- Meeting abstract
- Open Access
Lipid metabolism does not influence the expression of proximal aortopathy in bicuspid aortic valve disease
© Gross et al. 2015
- Published: 16 December 2015
- Lipid Metabolism
- Triglyceride Level
- Statin Therapy
- Aortic Valve Replacement
- Correlation Pattern
Controversy exists regarding the pathogenesis of bicuspid aortic valve (BAV) associated aortopathy. Recent data indicate the potential role of lipid metabolism in the expression of aortopathy.
We aimed to correlate the markers of lipid metabolism with severity of proximal aortopathy in patients with BAV vs. tricuspid aortic valve (TAV) disease.

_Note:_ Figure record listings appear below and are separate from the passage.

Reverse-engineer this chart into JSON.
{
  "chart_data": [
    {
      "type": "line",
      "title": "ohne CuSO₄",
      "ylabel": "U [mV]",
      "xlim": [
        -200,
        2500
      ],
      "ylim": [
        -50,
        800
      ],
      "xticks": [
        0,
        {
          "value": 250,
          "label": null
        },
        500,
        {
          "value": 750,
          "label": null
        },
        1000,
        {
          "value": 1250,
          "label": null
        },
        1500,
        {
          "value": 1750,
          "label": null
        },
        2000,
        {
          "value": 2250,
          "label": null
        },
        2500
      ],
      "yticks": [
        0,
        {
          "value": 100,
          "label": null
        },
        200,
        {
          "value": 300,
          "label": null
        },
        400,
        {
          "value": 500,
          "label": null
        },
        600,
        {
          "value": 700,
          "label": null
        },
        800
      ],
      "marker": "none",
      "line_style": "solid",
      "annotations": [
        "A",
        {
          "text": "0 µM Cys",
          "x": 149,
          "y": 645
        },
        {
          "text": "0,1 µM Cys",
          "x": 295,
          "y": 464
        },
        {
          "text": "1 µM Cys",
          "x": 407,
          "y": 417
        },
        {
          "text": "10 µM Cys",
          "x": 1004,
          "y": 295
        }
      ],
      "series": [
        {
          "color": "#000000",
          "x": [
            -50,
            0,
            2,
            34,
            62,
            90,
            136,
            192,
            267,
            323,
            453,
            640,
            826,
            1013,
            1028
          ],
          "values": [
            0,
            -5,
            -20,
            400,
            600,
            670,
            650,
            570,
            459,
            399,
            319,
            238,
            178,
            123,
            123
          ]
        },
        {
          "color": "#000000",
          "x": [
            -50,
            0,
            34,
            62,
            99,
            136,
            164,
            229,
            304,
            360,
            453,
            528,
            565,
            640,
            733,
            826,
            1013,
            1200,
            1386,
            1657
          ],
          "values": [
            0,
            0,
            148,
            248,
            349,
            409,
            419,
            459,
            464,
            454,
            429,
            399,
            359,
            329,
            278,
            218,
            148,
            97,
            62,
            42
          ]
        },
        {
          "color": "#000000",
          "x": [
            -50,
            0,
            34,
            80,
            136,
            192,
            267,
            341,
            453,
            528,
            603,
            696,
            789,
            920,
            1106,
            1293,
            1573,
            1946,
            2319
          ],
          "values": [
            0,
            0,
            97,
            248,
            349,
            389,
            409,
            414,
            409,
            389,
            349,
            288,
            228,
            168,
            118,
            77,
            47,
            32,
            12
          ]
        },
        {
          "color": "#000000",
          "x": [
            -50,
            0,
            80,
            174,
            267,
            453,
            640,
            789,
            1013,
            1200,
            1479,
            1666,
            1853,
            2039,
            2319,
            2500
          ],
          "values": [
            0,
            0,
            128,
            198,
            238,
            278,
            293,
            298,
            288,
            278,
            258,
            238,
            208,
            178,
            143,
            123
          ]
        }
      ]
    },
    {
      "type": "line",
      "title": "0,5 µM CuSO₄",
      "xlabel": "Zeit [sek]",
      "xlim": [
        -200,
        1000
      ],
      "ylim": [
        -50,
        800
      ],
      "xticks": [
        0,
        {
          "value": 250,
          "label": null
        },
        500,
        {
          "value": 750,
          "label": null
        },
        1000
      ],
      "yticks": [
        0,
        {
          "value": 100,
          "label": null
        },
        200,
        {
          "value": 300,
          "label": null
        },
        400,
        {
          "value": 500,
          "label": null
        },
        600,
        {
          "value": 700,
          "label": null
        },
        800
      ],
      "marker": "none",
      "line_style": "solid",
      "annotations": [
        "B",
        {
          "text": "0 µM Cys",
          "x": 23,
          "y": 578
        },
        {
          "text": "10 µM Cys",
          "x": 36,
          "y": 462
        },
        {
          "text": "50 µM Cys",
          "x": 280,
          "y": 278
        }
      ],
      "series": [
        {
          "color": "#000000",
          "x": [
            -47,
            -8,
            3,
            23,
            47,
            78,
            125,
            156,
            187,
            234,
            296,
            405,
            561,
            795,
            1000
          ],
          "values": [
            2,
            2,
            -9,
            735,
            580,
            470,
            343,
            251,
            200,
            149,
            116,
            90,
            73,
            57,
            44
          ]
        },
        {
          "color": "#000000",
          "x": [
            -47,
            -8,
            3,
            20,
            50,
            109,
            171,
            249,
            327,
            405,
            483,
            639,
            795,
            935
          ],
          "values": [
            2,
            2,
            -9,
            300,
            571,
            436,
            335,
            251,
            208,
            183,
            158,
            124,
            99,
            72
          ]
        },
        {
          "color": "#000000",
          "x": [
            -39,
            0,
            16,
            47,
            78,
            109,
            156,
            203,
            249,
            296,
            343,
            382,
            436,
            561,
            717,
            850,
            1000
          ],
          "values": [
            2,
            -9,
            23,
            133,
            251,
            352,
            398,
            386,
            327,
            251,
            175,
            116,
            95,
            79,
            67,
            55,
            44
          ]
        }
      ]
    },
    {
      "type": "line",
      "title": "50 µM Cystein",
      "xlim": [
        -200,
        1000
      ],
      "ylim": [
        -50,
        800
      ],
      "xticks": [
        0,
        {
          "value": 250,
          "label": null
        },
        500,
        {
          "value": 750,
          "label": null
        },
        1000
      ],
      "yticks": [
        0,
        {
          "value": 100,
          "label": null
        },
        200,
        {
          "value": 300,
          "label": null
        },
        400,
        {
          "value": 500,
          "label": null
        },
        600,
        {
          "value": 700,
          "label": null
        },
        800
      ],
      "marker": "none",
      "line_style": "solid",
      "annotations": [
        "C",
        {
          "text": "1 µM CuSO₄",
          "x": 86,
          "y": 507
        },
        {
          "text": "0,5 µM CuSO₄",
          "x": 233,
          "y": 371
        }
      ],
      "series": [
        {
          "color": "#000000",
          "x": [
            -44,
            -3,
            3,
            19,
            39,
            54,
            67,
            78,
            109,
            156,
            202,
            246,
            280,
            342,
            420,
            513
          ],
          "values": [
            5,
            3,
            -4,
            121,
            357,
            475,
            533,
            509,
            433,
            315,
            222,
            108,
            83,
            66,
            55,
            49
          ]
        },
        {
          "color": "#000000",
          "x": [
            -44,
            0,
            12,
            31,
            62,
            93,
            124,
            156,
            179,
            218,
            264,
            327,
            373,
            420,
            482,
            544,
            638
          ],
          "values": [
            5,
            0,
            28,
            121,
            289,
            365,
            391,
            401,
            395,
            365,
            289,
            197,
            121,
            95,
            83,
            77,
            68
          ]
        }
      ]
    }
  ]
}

A total of 458 consecutive patients (mean age 64 ± 11 years, 68% male) underwent aortic valve replacement (AVR) with/without proximal aortic surgery from January,2008 through December,2014. All patients undergoing combined procedures (e.g., AVR+CABG) were excluded. Only patients in whom proximal aortic dimensions were defined by preoperative CT/MRI and/or TOE were included. Correlation analysis was performed between markers of lipid metabolism (i.e., cholesterol, LDL, HDL, and triglyceride) and maximal diameter of the proximal aorta in BAV subgroup (n = 273) vs. TAV subgroup (n = 185). Moreover, we compared correlation patterns between markers of lipid metabolism and maximal aortic diameter in BAV insufficiency (n = 46) vs. BAV stenosis (n = 227) cohorts. Logistic regression was performed to identify risk factors for proximal aortic diameter >40 mm in BAV and TAV subgroups.
No correlation was found between markers of lipid metabolism and proximal aortic diameter in BAV subgroup (r = -0.1, p = 0.1) and TAV subgroup (r = 0.006, p = 0.9). No significant differences in correlation patterns were found between markers of lipid metabolism and maximal aortic diameter in BAV insufficiency (r = 0.03, p = 0.8) vs. BAV stenosis (r = -0.1, p = 0.1) cohorts. Logistic regression analysis revealed triglyceride levels (HR 1.4, p = 0.05) and statin therapy (HR 0.4, p = 0.03) as predictors of proximal aortic diameter >40 mm in TAV subgroup only.
Our study demonstrates no linear correlation between markers of lipid metabolism and proximal aortic diameters in a surgical cohort of BAV and TAV patients. Statin therapy and triglyceride levels influence significantly proximal aortic diameter in patients with TAV, but not with BAV disease.